The food was very good, as was the service although if you're looking for a very traditional Moroccan menu this is definitely not the restaurant for you as it boasts a very European touch. The room at the top of the stairs is definitely worth a visit. Draped with Moroccan curtains, rugs and low lights hanging from the ceilings, this was definitely a trendy place to have a long drink before dinner. Highly recommended!
The following day, my dad and my younger brother arrived, and we thought this the best time to finally venture into the city itself.
Freddie tried the prickly pears which grow on cactus and dye your lips fuchsia like beetroot.
We later ventured into the winding souks, nearly every spice stall boasting bags brimming with produce and spilling out onto the small pathways.
I would have to say this is my favourite Arabic country of all those I have visited before. Although evidently there were those who would try to attract your attention by calling out to you, it was by no means as bad as Egypt, where you are quite literally harassed by those working on the stalls.
I found all the Moroccan people very friendly and easygoing. They would get on with their day to day chores as if we did not exist. Rather than considering us to be intruders, the men and women would smile at us, and chirp a bonjour if we showed interest in their goods. They have obviously embraced tourists into their lives with a genuine welcome.
I would beware of the many horses strutting and mopeds zooming past down the narrow cobble pathways of the markets. It very much surprises me how we didn't see at least one accident. As my brother said, if we were to try to drive in Marrakech we would completely mess up their already crazy way of driving. Although it seems ridiculous and dangerous to us, they obviously know what they're doing, it's only when people like us who don't understand these unspoken rules come in and ruin it all!
We were told there were alleys especially selling black magic ingredients such as these skinned rabbits and sundried chameleons.
We then visited a Riad
And got lost again in the souks... stumbling upon a traditional Moroccan apothecary
The beautifully radiant and rainbow dyes were stacked on the wall. "You have headache?
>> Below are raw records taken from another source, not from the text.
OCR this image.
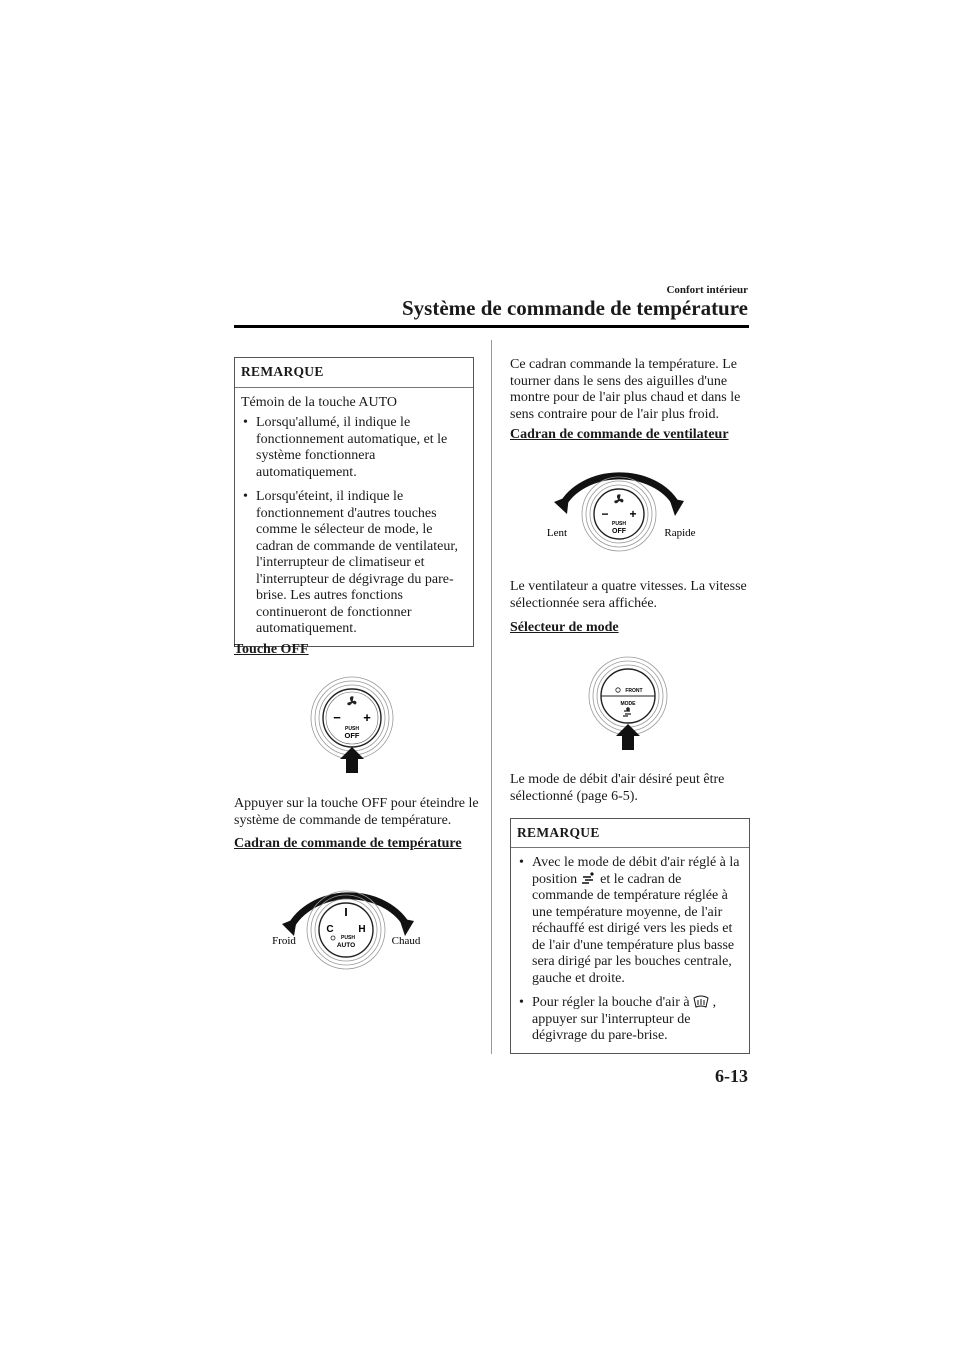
Confort intérieur
Système de commande de température
REMARQUE

Témoin de la touche AUTO

• Lorsqu'allumé, il indique le fonctionnement automatique, et le système fonctionnera automatiquement.
• Lorsqu'éteint, il indique le fonctionnement d'autres touches comme le sélecteur de mode, le cadran de commande de ventilateur, l'interrupteur de climatiseur et l'interrupteur de dégivrage du pare-brise. Les autres fonctions continueront de fonctionner automatiquement.
Touche OFF
− +
PUSH
OFF
Appuyer sur la touche OFF pour éteindre le système de commande de température.
Cadran de commande de température
C H
PUSH
AUTO
Froid	Chaud
Ce cadran commande la température. Le tourner dans le sens des aiguilles d'une montre pour de l'air plus chaud et dans le sens contraire pour de l'air plus froid.
Cadran de commande de ventilateur
− +
PUSH
OFF
Lent	Rapide
Le ventilateur a quatre vitesses. La vitesse sélectionnée sera affichée.
Sélecteur de mode
FRONT
MODE
Le mode de débit d'air désiré peut être sélectionné (page 6-5).
REMARQUE
• Avec le mode de débit d'air réglé à la position et le cadran de commande de température réglée à une température moyenne, de l'air réchauffé est dirigé vers les pieds et de l'air d'une température plus basse sera dirigé par les bouches centrale, gauche et droite.
• Pour régler la bouche d'air à , appuyer sur l'interrupteur de dégivrage du pare-brise.
6-13
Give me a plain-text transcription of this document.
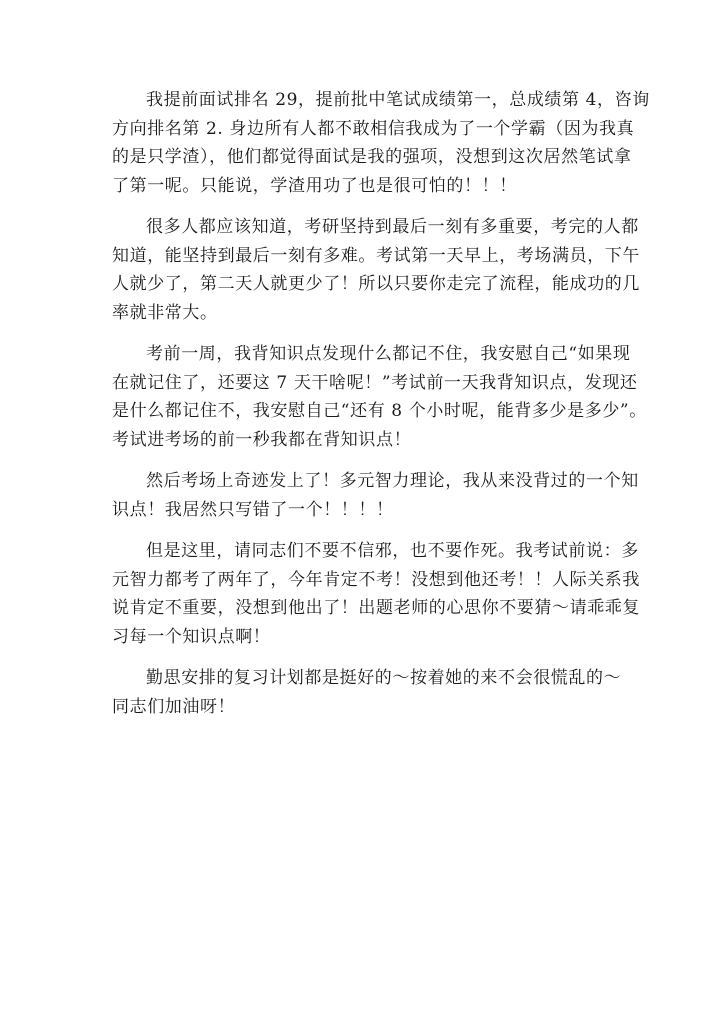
我提前面试排名 29，提前批中笔试成绩第一，总成绩第 4，咨询
方向排名第 2. 身边所有人都不敢相信我成为了一个学霸（因为我真
的是只学渣），他们都觉得面试是我的强项，没想到这次居然笔试拿
了第一呢。只能说，学渣用功了也是很可怕的！！！

很多人都应该知道，考研坚持到最后一刻有多重要，考完的人都
知道，能坚持到最后一刻有多难。考试第一天早上，考场满员，下午
人就少了，第二天人就更少了！所以只要你走完了流程，能成功的几
率就非常大。

考前一周，我背知识点发现什么都记不住，我安慰自己“如果现
在就记住了，还要这 7 天干啥呢！”考试前一天我背知识点，发现还
是什么都记住不，我安慰自己“还有 8 个小时呢，能背多少是多少”。
考试进考场的前一秒我都在背知识点！

然后考场上奇迹发上了！多元智力理论，我从来没背过的一个知
识点！我居然只写错了一个！！！！

但是这里，请同志们不要不信邪，也不要作死。我考试前说：多
元智力都考了两年了，今年肯定不考！没想到他还考！！人际关系我
说肯定不重要，没想到他出了！出题老师的心思你不要猜～请乖乖复
习每一个知识点啊！

勤思安排的复习计划都是挺好的～按着她的来不会很慌乱的～
同志们加油呀！
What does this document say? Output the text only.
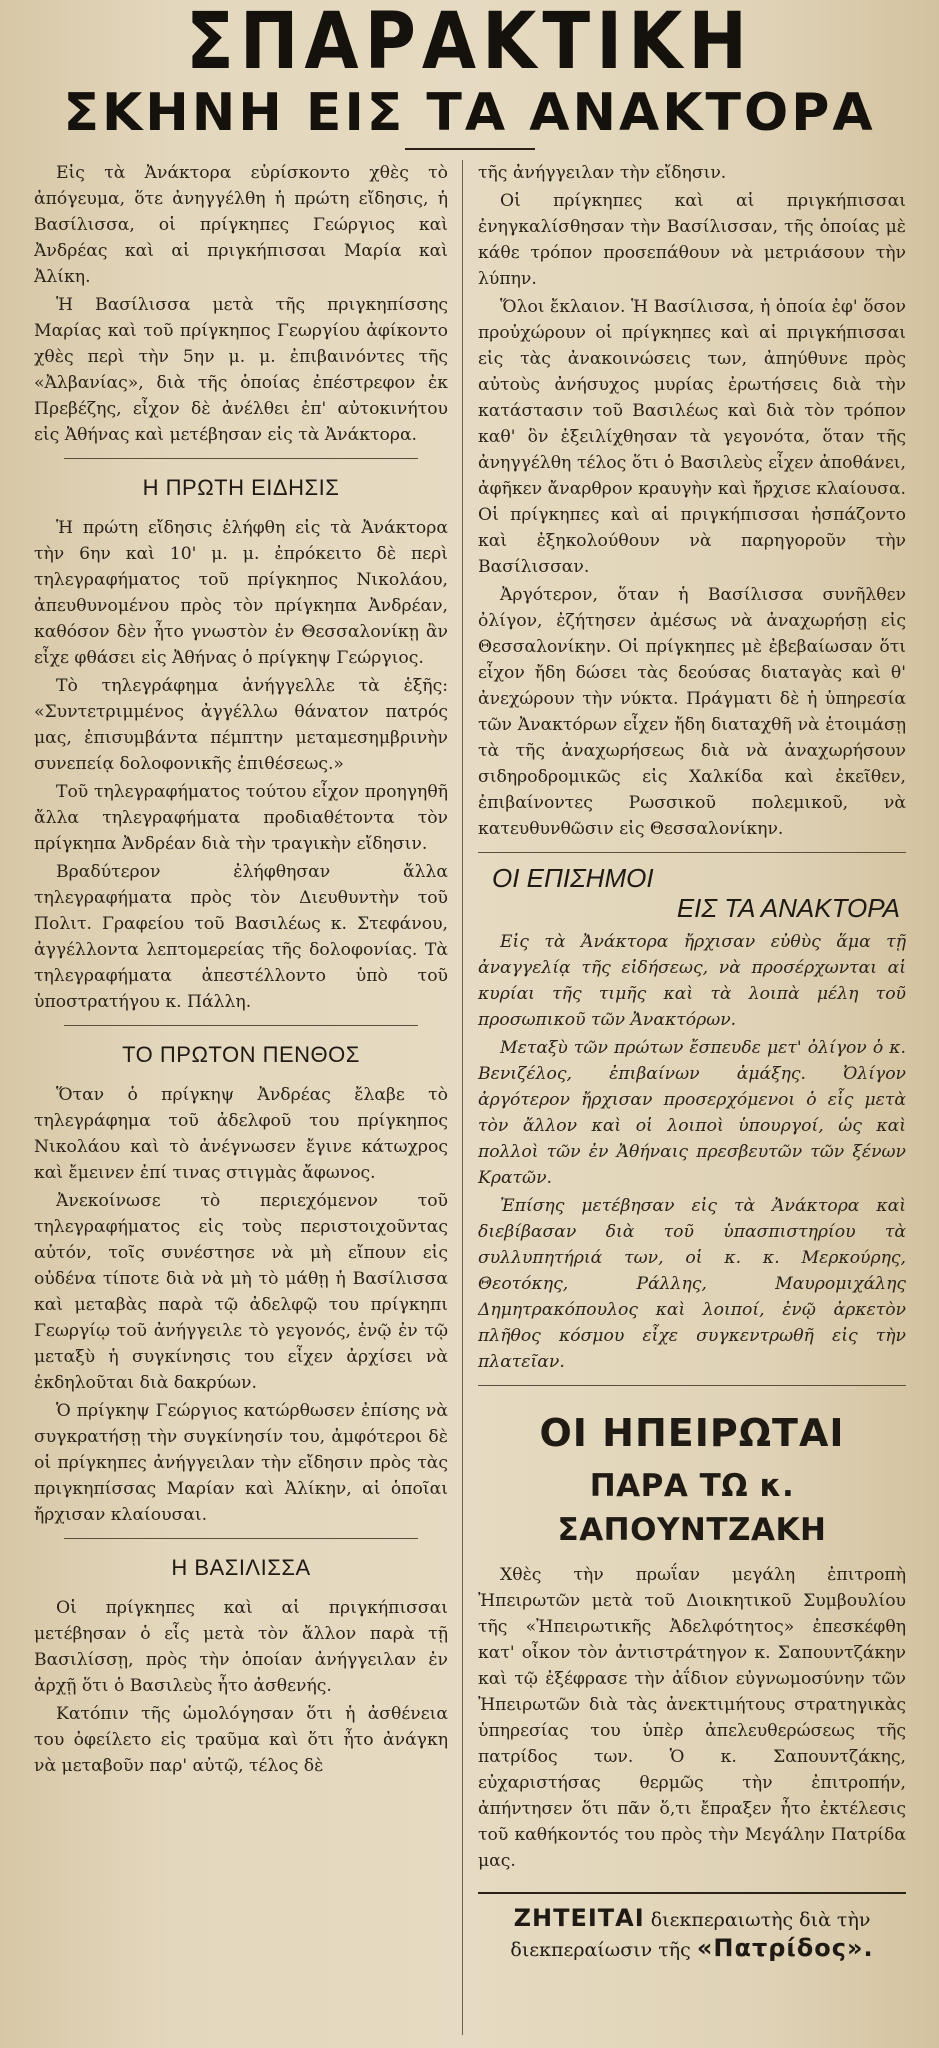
ΣΠΑΡΑΚΤΙΚΗ
ΣΚΗΝΗ ΕΙΣ ΤΑ ΑΝΑΚΤΟΡΑ

Εἰς τὰ Ἀνάκτορα εὑρίσκοντο χθὲς τὸ ἀπόγευμα, ὅτε ἀνηγγέλθη ἡ πρώτη εἴδησις, ἡ Βασίλισσα, οἱ πρίγκηπες Γεώργιος καὶ Ἀνδρέας καὶ αἱ πριγκήπισσαι Μαρία καὶ Ἀλίκη.

Ἡ Βασίλισσα μετὰ τῆς πριγκηπίσσης Μαρίας καὶ τοῦ πρίγκηπος Γεωργίου ἀφίκοντο χθὲς περὶ τὴν 5ην μ. μ. ἐπιβαινόντες τῆς «Ἀλβανίας», διὰ τῆς ὁποίας ἐπέστρεφον ἐκ Πρεβέζης, εἶχον δὲ ἀνέλθει ἐπ' αὐτοκινήτου εἰς Ἀθήνας καὶ μετέβησαν εἰς τὰ Ἀνάκτορα.

Η ΠΡΩΤΗ ΕΙΔΗΣΙΣ

Ἡ πρώτη εἴδησις ἐλήφθη εἰς τὰ Ἀνάκτορα τὴν 6ην καὶ 10' μ. μ. ἐπρόκειτο δὲ περὶ τηλεγραφήματος τοῦ πρίγκηπος Νικολάου, ἀπευθυνομένου πρὸς τὸν πρίγκηπα Ἀνδρέαν, καθόσον δὲν ἦτο γνωστὸν ἐν Θεσσαλονίκῃ ἂν εἶχε φθάσει εἰς Ἀθήνας ὁ πρίγκηψ Γεώργιος.

Τὸ τηλεγράφημα ἀνήγγελλε τὰ ἑξῆς: «Συντετριμμένος ἀγγέλλω θάνατον πατρός μας, ἐπισυμβάντα πέμπτην μεταμεσημβρινὴν συνεπείᾳ δολοφονικῆς ἐπιθέσεως.»

Τοῦ τηλεγραφήματος τούτου εἶχον προηγηθῆ ἄλλα τηλεγραφήματα προδιαθέτοντα τὸν πρίγκηπα Ἀνδρέαν διὰ τὴν τραγικὴν εἴδησιν.

Βραδύτερον ἐλήφθησαν ἄλλα τηλεγραφήματα πρὸς τὸν Διευθυντὴν τοῦ Πολιτ. Γραφείου τοῦ Βασιλέως κ. Στεφάνου, ἀγγέλλοντα λεπτομερείας τῆς δολοφονίας. Τὰ τηλεγραφήματα ἀπεστέλλοντο ὑπὸ τοῦ ὑποστρατήγου κ. Πάλλη.

ΤΟ ΠΡΩΤΟΝ ΠΕΝΘΟΣ

Ὅταν ὁ πρίγκηψ Ἀνδρέας ἔλαβε τὸ τηλεγράφημα τοῦ ἀδελφοῦ του πρίγκηπος Νικολάου καὶ τὸ ἀνέγνωσεν ἔγινε κάτωχρος καὶ ἔμεινεν ἐπί τινας στιγμὰς ἄφωνος.

Ἀνεκοίνωσε τὸ περιεχόμενον τοῦ τηλεγραφήματος εἰς τοὺς περιστοιχοῦντας αὐτόν, τοῖς συνέστησε νὰ μὴ εἴπουν εἰς οὐδένα τίποτε διὰ νὰ μὴ τὸ μάθῃ ἡ Βασίλισσα καὶ μεταβὰς παρὰ τῷ ἀδελφῷ του πρίγκηπι Γεωργίῳ τοῦ ἀνήγγειλε τὸ γεγονός, ἐνῷ ἐν τῷ μεταξὺ ἡ συγκίνησις του εἶχεν ἀρχίσει νὰ ἐκδηλοῦται διὰ δακρύων.

Ὁ πρίγκηψ Γεώργιος κατώρθωσεν ἐπίσης νὰ συγκρατήσῃ τὴν συγκίνησίν του, ἀμφότεροι δὲ οἱ πρίγκηπες ἀνήγγειλαν τὴν εἴδησιν πρὸς τὰς πριγκηπίσσας Μαρίαν καὶ Ἀλίκην, αἱ ὁποῖαι ἤρχισαν κλαίουσαι.

Η ΒΑΣΙΛΙΣΣΑ

Οἱ πρίγκηπες καὶ αἱ πριγκήπισσαι μετέβησαν ὁ εἷς μετὰ τὸν ἄλλον παρὰ τῇ Βασιλίσσῃ, πρὸς τὴν ὁποίαν ἀνήγγειλαν ἐν ἀρχῇ ὅτι ὁ Βασιλεὺς ἦτο ἀσθενής.

Κατόπιν τῆς ὡμολόγησαν ὅτι ἡ ἀσθένεια του ὀφείλετο εἰς τραῦμα καὶ ὅτι ἦτο ἀνάγκη νὰ μεταβοῦν παρ' αὐτῷ, τέλος δὲ

τῆς ἀνήγγειλαν τὴν εἴδησιν.

Οἱ πρίγκηπες καὶ αἱ πριγκήπισσαι ἐνηγκαλίσθησαν τὴν Βασίλισσαν, τῆς ὁποίας μὲ κάθε τρόπον προσεπάθουν νὰ μετριάσουν τὴν λύπην.

Ὅλοι ἔκλαιον. Ἡ Βασίλισσα, ἡ ὁποία ἐφ' ὅσον προὐχώρουν οἱ πρίγκηπες καὶ αἱ πριγκήπισσαι εἰς τὰς ἀνακοινώσεις των, ἀπηύθυνε πρὸς αὐτοὺς ἀνήσυχος μυρίας ἐρωτήσεις διὰ τὴν κατάστασιν τοῦ Βασιλέως καὶ διὰ τὸν τρόπον καθ' ὃν ἐξειλίχθησαν τὰ γεγονότα, ὅταν τῆς ἀνηγγέλθη τέλος ὅτι ὁ Βασιλεὺς εἶχεν ἀποθάνει, ἀφῆκεν ἄναρθρον κραυγὴν καὶ ἤρχισε κλαίουσα. Οἱ πρίγκηπες καὶ αἱ πριγκήπισσαι ἠσπάζοντο καὶ ἐξηκολούθουν νὰ παρηγοροῦν τὴν Βασίλισσαν.

Ἀργότερον, ὅταν ἡ Βασίλισσα συνῆλθεν ὀλίγον, ἐζήτησεν ἀμέσως νὰ ἀναχωρήσῃ εἰς Θεσσαλονίκην. Οἱ πρίγκηπες μὲ ἐβεβαίωσαν ὅτι εἶχον ἤδη δώσει τὰς δεούσας διαταγὰς καὶ θ' ἀνεχώρουν τὴν νύκτα. Πράγματι δὲ ἡ ὑπηρεσία τῶν Ἀνακτόρων εἶχεν ἤδη διαταχθῆ νὰ ἑτοιμάσῃ τὰ τῆς ἀναχωρήσεως διὰ νὰ ἀναχωρήσουν σιδηροδρομικῶς εἰς Χαλκίδα καὶ ἐκεῖθεν, ἐπιβαίνοντες Ρωσσικοῦ πολεμικοῦ, νὰ κατευθυνθῶσιν εἰς Θεσσαλονίκην.

ΟΙ ΕΠΙΣΗΜΟΙ
ΕΙΣ ΤΑ ΑΝΑΚΤΟΡΑ

Εἰς τὰ Ἀνάκτορα ἤρχισαν εὐθὺς ἅμα τῇ ἀναγγελίᾳ τῆς εἰδήσεως, νὰ προσέρχωνται αἱ κυρίαι τῆς τιμῆς καὶ τὰ λοιπὰ μέλη τοῦ προσωπικοῦ τῶν Ἀνακτόρων.

Μεταξὺ τῶν πρώτων ἔσπευδε μετ' ὀλίγον ὁ κ. Βενιζέλος, ἐπιβαίνων ἁμάξης. Ὀλίγον ἀργότερον ἤρχισαν προσερχόμενοι ὁ εἷς μετὰ τὸν ἄλλον καὶ οἱ λοιποὶ ὑπουργοί, ὡς καὶ πολλοὶ τῶν ἐν Ἀθήναις πρεσβευτῶν τῶν ξένων Κρατῶν.

Ἐπίσης μετέβησαν εἰς τὰ Ἀνάκτορα καὶ διεβίβασαν διὰ τοῦ ὑπασπιστηρίου τὰ συλλυπητήριά των, οἱ κ. κ. Μερκούρης, Θεοτόκης, Ράλλης, Μαυρομιχάλης Δημητρακόπουλος καὶ λοιποί, ἐνῷ ἀρκετὸν πλῆθος κόσμου εἶχε συγκεντρωθῆ εἰς τὴν πλατεῖαν.

ΟΙ ΗΠΕΙΡΩΤΑΙ
ΠΑΡΑ ΤΩ κ. ΣΑΠΟΥΝΤΖΑΚΗ

Χθὲς τὴν πρωΐαν μεγάλη ἐπιτροπὴ Ἠπειρωτῶν μετὰ τοῦ Διοικητικοῦ Συμβουλίου τῆς «Ἠπειρωτικῆς Ἀδελφότητος» ἐπεσκέφθη κατ' οἶκον τὸν ἀντιστράτηγον κ. Σαπουντζάκην καὶ τῷ ἐξέφρασε τὴν ἀΐδιον εὐγνωμοσύνην τῶν Ἠπειρωτῶν διὰ τὰς ἀνεκτιμήτους στρατηγικὰς ὑπηρεσίας του ὑπὲρ ἀπελευθερώσεως τῆς πατρίδος των. Ὁ κ. Σαπουντζάκης, εὐχαριστήσας θερμῶς τὴν ἐπιτροπήν, ἀπήντησεν ὅτι πᾶν ὅ,τι ἔπραξεν ἦτο ἐκτέλεσις τοῦ καθήκοντός του πρὸς τὴν Μεγάλην Πατρίδα μας.

ΖΗΤΕΙΤΑΙ διεκπεραιωτὴς διὰ τὴν διεκπεραίωσιν τῆς «Πατρίδος».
I would recommend this", he would say taking down a cream powder from a shelf. "You suffer insomnia, stomach pains and acne?, I recommend this. reaching for a red powder to the left and bringing it round the group, allowing us all to take a good strong whiff. It seemed this was the place of all cures. Screw the doctor, I'm coming here next time!
I love this photo, of the orange wool drying against the blue sky.
We wandered around the metal workers' section followed by the leather makers. It felt as if we were time travelling back to the industrial revolution.
Be warned however: in the main square people with monkeys and snake charmers will charge you for photos if you get too close. I would recommend wrapping up, covering your shoulders and legs. It's not necessary, but I promise that you will feel a lot more comfortable!
Although it was an amazing city, it was lovely to finally get out of Marrakech. It's so busy and dusty that it's nearly impossible to take a gulp of fresh air without tasting car fumes.